Daniel, was sagst du?


Daniel Krauss: Im Hinblick auf Nachhaltigkeit muss ich Gillian zustimmen. Ich würde bloß die ersten beiden Begriffe tauschen, also: Erst die Bequemlichkeit, dann der Preis. Solange ich denken kann, war ich immer Booking.com-Kunde ...

Gillian Tans: ... hört hört!


Daniel Krauss: Ist doch keine Schande. Warum? Weil die ganze Buchung immer total convenient war, also bequem – insofern war Booking für FlixBus immer ein Vorbild. Natürlich war eine Reise hier und da ein wenig teurer, aber eben auch unkomplizierter. Und das ist doch ein wesentlicher Teil von Freizeit: dass man keinen Stress hat.


Daniel, wann nehmen wir Nachhaltigkeit auch beim Reisen endlich ernst, und wie kann Technologie uns dabei helfen?


Daniel Krauss: Ich bin fest davon überzeugt, dass Technologie dazu beitragen wird, die Zukunft nachhaltig zu gestalten, und wir tun unseren Teil dafür.


Nachhaltig Busfahren – geht das?


Daniel Krauss: Ganz ohne Emissionen geht es selbst beim umweltfreundlichsten Fernbus nicht. Deshalb können die Kund*innen bei der Onlinebuchung in unserem Shop zum Beispiel ein Häkchen bei der Option „Klima- schutzbeitrag“ setzen, dann werden die auf der Fahrt entstehenden CO2-Emissionen kilometergenau berechnet und automatisch auf den Ticketpreis aufgeschlagen. Außerdem testen wir auf Fernlinien E-Busse und haben in diesem Jahr ein Pilotprojekt mit Solarpanels auf Bussen gestartet.


Gillian, werfen wir zum Schluss noch mal einen Blick in die ferne Zukunft. Wird es Experimente mit virtuellen statt mit physischen Reisen geben?


Gillian Tans: Tatsächlich probieren wir da derzeit einiges aus. Wird Virtual Reality (VR) das Reisen komplett ersetzen? Ich glaube, nein. Keine Frage, VR kann bei der Suche nach einem geeigneten Ziel enorm helfen. So eine Reise um die Welt ist ein echtes Investment, da wäre es doch ganz schön, wenn ich vorher sehe, wohin ich fahre. Aber echte, physische Reisen sorgen für eine neue Perspektive und schaffen Erinnerungen für ein ganzes Leben. Das kann die Technologie niemals ersetzen.

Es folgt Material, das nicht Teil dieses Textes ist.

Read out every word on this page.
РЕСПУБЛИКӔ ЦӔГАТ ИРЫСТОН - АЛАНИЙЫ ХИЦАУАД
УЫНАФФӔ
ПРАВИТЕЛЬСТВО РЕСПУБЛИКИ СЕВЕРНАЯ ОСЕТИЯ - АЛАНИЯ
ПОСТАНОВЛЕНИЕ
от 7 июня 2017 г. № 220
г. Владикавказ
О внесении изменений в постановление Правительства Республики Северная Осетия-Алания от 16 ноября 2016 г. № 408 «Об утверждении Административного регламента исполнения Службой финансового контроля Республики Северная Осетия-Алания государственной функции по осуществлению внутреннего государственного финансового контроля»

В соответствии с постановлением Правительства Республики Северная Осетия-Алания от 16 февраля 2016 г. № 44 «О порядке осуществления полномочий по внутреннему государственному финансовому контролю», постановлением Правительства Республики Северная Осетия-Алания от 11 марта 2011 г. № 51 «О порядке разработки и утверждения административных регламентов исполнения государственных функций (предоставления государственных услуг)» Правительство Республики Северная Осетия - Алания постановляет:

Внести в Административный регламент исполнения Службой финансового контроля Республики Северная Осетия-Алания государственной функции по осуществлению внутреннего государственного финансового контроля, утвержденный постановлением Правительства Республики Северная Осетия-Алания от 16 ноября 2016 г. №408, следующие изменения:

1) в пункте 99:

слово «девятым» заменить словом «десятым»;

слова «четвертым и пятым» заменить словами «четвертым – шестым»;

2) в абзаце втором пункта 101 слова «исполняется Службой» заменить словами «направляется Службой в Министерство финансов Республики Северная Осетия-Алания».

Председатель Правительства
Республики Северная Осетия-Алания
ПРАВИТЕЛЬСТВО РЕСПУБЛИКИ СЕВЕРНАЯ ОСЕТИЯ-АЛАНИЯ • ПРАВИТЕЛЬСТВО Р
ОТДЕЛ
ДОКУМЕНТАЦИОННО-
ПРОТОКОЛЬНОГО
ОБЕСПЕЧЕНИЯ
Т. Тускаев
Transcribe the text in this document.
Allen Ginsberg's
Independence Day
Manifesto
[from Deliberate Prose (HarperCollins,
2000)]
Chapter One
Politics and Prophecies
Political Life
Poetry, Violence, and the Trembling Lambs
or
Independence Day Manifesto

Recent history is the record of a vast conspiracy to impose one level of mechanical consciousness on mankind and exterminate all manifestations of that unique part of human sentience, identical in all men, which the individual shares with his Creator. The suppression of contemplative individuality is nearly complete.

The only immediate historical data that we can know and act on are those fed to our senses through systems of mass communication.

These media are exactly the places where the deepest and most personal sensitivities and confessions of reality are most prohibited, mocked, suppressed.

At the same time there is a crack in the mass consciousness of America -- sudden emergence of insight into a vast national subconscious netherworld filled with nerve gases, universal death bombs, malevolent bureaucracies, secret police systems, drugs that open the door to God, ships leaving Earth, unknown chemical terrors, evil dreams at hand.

Daniel, werden eure Busse bald selbst fahren?


Daniel Krauss: Diese Technologie ist noch ziemlich am Anfang. Aktuell arbeiten wir an anderen Dingen: dass die Reisenden beispielsweise schon bei der Durchfahrt durch Augmented Reality sehen können, wo sie gerade sind, welche Orte sie besuchen sollten, solche Sachen. Aber ich gebe zu: Es ist nicht komplett ausgeschlossen, dass die Busfahrer*innen eines Tages zu Hause sitzen und das Fahrzeug vom Sofa aus steuern.


Wo wir gerade schon bei Zukunftsvisionen sind – welches Problem sollte Technologie dringend lösen?

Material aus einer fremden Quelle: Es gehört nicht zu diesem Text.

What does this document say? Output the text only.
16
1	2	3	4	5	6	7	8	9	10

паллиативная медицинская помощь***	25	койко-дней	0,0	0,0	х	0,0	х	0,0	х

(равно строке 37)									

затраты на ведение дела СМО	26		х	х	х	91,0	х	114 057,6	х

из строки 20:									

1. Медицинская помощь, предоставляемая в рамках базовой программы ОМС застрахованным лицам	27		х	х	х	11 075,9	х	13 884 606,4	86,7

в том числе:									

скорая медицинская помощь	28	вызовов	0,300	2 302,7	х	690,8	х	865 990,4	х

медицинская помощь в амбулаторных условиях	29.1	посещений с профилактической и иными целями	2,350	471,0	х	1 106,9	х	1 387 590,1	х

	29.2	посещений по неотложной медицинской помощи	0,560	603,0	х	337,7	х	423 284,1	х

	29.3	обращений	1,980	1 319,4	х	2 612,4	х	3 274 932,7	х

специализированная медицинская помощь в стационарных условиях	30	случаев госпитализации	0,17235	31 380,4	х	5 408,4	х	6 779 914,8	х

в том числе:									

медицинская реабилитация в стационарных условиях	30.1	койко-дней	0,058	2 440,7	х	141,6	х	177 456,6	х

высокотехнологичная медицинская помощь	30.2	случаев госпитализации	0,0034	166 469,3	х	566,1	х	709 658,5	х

Gillian Tans: Am Flughafen in der Schlange stehen. Ich finde es immer noch unfassbar, dass man dort teilweise stundenlang steht. Das muss doch einfacher gehen.


Daniel Krauss: Die Suche nach Informationen. Es gibt zweifellos viele tolle Apps. Aber wenn ich mein Hotel in einer fremden Stadt verlasse, frage ich immer noch: Wo bin ich? Wo sollte ich hin? Was kann ich da machen? Warum gibt es da keinen geeigneten digitalen Reiseführer? Das könnte doch was für ein Start-up sein.